Since way back in the Before Time the world has been magically blessed with 2 Koreas - the yankee part is little more than a starving, slave trading underground rocket factory with an unfree, unfun new clear weaponized nation state attached.

The Great Satan SoKo Hook Up is up for grabs...

Throughout the history of the U.S.-ROK alliance, South Korea has faced abandonment fears stemming from the possibility that its great power sponsor would remove its troops from the Korean peninsula and end or weaken the alliance. South Korea’s fear is a reasonable reflection of historical events.

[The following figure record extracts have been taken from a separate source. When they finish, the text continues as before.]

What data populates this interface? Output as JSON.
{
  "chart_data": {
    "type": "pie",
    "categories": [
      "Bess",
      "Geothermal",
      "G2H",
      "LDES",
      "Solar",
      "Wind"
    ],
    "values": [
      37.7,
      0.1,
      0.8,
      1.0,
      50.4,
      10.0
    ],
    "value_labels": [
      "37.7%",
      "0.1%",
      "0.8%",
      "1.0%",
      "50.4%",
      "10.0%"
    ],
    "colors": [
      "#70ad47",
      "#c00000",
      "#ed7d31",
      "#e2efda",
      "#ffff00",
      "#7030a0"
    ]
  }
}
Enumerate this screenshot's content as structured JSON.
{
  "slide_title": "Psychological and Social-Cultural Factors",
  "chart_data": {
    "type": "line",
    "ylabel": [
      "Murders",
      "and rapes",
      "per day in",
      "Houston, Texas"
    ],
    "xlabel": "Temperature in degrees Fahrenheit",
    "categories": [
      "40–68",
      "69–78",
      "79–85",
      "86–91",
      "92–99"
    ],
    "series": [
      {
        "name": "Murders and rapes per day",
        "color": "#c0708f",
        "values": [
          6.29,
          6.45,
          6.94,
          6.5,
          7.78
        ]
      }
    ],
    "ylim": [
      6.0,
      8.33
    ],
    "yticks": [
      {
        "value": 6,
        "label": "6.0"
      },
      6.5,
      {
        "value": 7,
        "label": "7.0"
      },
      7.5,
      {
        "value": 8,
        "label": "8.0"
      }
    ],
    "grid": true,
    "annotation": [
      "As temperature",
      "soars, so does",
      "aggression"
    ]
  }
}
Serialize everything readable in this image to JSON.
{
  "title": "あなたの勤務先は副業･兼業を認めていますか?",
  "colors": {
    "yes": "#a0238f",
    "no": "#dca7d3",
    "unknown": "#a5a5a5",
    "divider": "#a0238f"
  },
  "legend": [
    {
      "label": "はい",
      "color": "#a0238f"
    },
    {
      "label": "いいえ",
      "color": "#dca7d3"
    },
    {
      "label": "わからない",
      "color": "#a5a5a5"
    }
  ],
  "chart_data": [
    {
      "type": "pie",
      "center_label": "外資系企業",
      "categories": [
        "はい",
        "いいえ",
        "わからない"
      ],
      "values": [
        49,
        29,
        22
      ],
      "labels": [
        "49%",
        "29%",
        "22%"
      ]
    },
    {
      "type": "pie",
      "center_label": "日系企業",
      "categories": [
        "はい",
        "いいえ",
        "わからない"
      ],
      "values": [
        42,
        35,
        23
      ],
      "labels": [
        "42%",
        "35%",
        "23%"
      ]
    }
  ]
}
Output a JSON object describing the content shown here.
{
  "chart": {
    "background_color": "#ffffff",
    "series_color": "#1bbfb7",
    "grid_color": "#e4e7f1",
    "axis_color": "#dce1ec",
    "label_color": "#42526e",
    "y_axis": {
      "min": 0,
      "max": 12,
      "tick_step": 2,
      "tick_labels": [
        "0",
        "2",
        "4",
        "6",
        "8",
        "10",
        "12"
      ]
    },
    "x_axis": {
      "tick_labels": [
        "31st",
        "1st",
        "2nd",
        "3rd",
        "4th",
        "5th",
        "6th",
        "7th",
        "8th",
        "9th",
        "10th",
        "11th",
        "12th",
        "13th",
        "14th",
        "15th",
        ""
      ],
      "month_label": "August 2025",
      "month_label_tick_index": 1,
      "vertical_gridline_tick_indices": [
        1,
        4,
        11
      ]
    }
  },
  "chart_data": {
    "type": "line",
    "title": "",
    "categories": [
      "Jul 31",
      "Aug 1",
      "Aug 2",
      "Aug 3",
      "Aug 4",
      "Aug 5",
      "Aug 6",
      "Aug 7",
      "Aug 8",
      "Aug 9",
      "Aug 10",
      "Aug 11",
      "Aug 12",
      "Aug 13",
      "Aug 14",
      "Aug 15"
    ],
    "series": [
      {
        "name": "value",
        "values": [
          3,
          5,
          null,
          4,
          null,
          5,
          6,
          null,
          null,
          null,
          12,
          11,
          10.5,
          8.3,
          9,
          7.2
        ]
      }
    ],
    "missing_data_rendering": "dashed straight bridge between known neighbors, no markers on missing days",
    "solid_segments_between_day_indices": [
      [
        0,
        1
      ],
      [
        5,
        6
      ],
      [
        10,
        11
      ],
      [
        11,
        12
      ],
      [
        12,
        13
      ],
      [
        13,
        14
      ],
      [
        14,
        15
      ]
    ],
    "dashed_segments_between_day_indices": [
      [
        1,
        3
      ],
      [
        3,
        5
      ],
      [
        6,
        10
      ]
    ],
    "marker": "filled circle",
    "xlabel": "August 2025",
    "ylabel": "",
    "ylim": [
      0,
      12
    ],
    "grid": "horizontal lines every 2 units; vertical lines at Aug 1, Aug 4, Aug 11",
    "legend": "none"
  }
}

In 1950, Kim Il Sung’s decision to invade South Korea depended on his belief that the United States would not come to Seoul’s rescue. Even today, South Korean fears of abandonment persist despite the current strength of the alliance. The U.S. is a global actor with an array of interests that make it difficult to maintain focus on any one relationship, no matter the importance. Since the United States has interests across the globe, it often has to react to unplanned circumstances that distract attention from declared policies and long-term strategies.

For the United States, it is important to be aware of abandonment fears of its allies. Awareness of these fears does not mean that U.S. strategy should be held hostage to them, but as in all relationships communication is important. Rather than consult with the ROK, Nixon and Carter unilaterally made plans that had serious implications for ROK security, and even let other parties know before South Korea. ROK feelings of insecurity can result in outcomes that are not in America’s best interests, such as Park’s secret plan to build a nuclear weapon.

For the ROK, it is important to realize that the U.S-ROK alliance is not an iron-clad guarantee, but a relationship that the ROK needs to tend carefully. Carter was clear that Americans found Park Chung Hee’s human rights violations repugnant and that this divergence in the U.S. and ROK government’s values was a factor in the planned troop withdrawal. While the ROK is today a liberal democracy that is closely aligned to the United States, maintaining close relations should remain a priority and should not be taken for granted.  
However, no matter how much communication and relationship building the United States and the ROK commit to, as the weaker partner in the relationship, it is likely that the ROK’s abandonment fear will play an important role in the alliance as long as it exists.